Attribute Hierarchies in Multidimensional Modeling
This document describes attribute hierarchies in SQL Server Analysis Services (SSAS) multidimensional models. Attribute hierarchies are fundamental to providing meaningful analytical views of your data.
What are Attribute Hierarchies?
In multidimensional modeling, an attribute hierarchy represents a parent-child relationship or a set of related attributes within a dimension. For example, in a Geography dimension, you might have attributes like Country, State/Province, and City. These can be arranged into an attribute hierarchy where Country is the parent of State/Province, and State/Province is the parent of City.
These hierarchies allow users to:
- Drill Down and Roll Up: Navigate through different levels of detail in the data. For instance, from viewing sales by country to viewing sales by state within a country, and then to sales by city within a state.
- Slice and Dice: Focus on specific segments of the data.
- Analyze Trends: Understand performance at various aggregation levels.
Types of Attribute Hierarchies
Analysis Services supports two primary types of attribute hierarchies:
1. Natural Hierarchies (Parent-Child Hierarchies)
These hierarchies are derived from a single table that contains a self-referencing relationship. Each row in the table has a key and a reference to its parent's key. This is common for organizational structures, product categories, or geographical data where relationships are inherently hierarchical.
Example: An Employee dimension table where each employee record has an EmployeeID and a ManagerID (which references another EmployeeID).
2. User-Defined Hierarchies
These hierarchies are created by arranging existing attributes from a dimension into a specific structure. You define the levels and the relationships between them, irrespective of the underlying physical table structure. This is the most common type of attribute hierarchy.
Example: In a Date dimension, you can create a hierarchy with levels for Year, Quarter, Month, and Day. In a Product dimension, you might create a hierarchy with Category, Subcategory, and Product Name.
Creating Attribute Hierarchies
Attribute hierarchies are primarily defined within the Dimension Designer in SQL Server Data Tools (SSDT) or Visual Studio with Analysis Services projects.
Steps to Create a User-Defined Hierarchy:
- Open your Analysis Services project in SSDT.
- In the Solution Explorer, right-click on the Dimensions folder and select New Dimension.
- Choose Use an existing table and select your dimension table.
- In the Dimension Designer, switch to the Hierarchy tab.
- Click the New Hierarchy button on the toolbar.
- Select User Hierarchy.
- Drag attributes from the Data Source View pane to the Hierarchy Levels pane in the desired order. The topmost attribute will be the highest level.
- Name your hierarchy appropriately.
- Configure properties for each level, such as level name, key columns, and aggregation functions.
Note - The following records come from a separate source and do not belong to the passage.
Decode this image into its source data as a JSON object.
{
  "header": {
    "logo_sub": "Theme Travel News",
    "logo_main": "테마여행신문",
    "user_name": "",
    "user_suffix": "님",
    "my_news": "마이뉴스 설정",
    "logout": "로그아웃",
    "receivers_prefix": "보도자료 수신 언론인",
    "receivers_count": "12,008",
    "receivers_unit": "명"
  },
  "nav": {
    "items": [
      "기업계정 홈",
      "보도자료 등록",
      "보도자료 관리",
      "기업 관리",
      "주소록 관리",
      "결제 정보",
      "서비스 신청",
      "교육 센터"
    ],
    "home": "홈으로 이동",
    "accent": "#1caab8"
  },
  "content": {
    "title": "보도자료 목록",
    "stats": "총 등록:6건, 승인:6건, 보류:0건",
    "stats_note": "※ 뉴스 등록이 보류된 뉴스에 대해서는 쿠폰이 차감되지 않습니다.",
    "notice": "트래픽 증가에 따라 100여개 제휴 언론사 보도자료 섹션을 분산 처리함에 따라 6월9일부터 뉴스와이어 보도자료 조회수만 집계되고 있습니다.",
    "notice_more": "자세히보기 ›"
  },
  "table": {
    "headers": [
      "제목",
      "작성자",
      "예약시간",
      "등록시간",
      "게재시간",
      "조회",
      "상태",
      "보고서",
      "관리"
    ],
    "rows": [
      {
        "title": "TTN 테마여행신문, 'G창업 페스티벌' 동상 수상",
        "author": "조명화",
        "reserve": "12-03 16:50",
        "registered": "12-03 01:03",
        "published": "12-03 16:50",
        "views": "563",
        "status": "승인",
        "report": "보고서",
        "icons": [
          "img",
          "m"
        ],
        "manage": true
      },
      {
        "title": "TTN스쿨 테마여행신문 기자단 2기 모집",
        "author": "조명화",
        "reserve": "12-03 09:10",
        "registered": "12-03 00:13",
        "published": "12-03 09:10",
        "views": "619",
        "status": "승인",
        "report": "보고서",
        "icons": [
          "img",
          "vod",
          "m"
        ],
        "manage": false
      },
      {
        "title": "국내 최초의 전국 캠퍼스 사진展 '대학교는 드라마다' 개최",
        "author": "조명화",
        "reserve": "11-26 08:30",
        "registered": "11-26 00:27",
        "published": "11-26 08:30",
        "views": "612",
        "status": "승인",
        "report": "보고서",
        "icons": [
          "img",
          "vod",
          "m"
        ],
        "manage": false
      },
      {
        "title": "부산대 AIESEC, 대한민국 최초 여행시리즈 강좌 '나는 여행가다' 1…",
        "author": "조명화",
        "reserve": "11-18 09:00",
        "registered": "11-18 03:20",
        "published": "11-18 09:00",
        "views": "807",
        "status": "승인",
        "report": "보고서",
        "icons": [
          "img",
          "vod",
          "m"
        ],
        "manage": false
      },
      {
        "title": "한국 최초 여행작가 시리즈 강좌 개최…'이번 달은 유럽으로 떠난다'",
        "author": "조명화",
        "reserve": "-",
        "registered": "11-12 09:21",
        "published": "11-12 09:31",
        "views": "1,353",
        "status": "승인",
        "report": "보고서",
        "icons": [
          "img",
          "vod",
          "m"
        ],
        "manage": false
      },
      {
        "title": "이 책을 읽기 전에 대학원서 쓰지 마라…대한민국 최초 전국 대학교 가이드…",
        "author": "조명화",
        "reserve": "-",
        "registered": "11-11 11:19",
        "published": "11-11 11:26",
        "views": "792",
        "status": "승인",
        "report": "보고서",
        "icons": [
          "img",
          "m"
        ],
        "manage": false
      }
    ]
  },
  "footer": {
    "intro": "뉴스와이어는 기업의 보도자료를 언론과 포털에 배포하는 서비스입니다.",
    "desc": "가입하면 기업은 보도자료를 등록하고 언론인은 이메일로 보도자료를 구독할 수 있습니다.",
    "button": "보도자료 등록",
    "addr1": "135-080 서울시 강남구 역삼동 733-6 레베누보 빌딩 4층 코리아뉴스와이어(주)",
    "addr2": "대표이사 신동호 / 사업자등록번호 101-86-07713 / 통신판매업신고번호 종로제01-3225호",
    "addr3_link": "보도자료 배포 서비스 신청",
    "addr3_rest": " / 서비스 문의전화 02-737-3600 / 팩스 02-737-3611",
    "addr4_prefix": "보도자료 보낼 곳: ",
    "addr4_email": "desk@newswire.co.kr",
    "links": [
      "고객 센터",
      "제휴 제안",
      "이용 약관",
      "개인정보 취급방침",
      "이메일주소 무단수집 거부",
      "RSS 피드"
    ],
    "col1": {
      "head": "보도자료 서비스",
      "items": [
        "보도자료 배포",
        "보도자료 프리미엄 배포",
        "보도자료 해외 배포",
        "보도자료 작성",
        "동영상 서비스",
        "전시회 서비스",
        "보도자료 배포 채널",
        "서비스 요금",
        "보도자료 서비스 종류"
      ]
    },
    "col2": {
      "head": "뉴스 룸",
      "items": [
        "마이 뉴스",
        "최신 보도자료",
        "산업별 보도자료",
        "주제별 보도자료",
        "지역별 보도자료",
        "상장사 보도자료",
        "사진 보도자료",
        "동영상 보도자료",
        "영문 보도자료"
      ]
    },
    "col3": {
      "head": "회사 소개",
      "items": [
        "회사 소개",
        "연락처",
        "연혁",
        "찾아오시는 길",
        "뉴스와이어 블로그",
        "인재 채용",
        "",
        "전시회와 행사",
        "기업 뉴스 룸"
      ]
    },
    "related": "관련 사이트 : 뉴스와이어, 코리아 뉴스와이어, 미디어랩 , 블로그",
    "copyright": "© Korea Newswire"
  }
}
Hierarchy Properties and Configuration
When defining hierarchies, you can configure various properties:
- Name: A descriptive name for the hierarchy.
- Levels: Define the constituent attributes and their order.
- Level Properties:
- Name: Name of the level (e.g., 'Year', 'State').
- Key Columns: The attribute(s) that uniquely identify members at this level.
- Name Column: The attribute column used for displaying member names.
- Members With Data: How to handle members that might not have data at a particular level.
- All Member: Define the name and behavior of the 'All' member for the hierarchy.
Benefits of Using Attribute Hierarchies
- Improved User Experience: Provides intuitive navigation for business users.
- Enhanced Performance: Pre-defined aggregations can significantly speed up queries.
- Meaningful Analysis: Enables users to derive insights by analyzing data at different granularities.
- Data Consistency: Ensures a standardized way of viewing and reporting on data across the organization.
Example: Product Dimension Hierarchy
Consider a Product dimension with attributes:
ProductIDProductNameSubcategoryNameCategoryNameBrandName
A user-defined hierarchy could be structured as follows:
Hierarchy: Product Hierarchy
Level 0: Category (from CategoryName)
Level 1: Subcategory (from SubcategoryName)
Level 2: Brand (from BrandName)
Level 3: Product (from ProductName)
This hierarchy allows users to see total sales by Category, then drill down to see sales by Subcategory within each category, and so on, down to individual Products.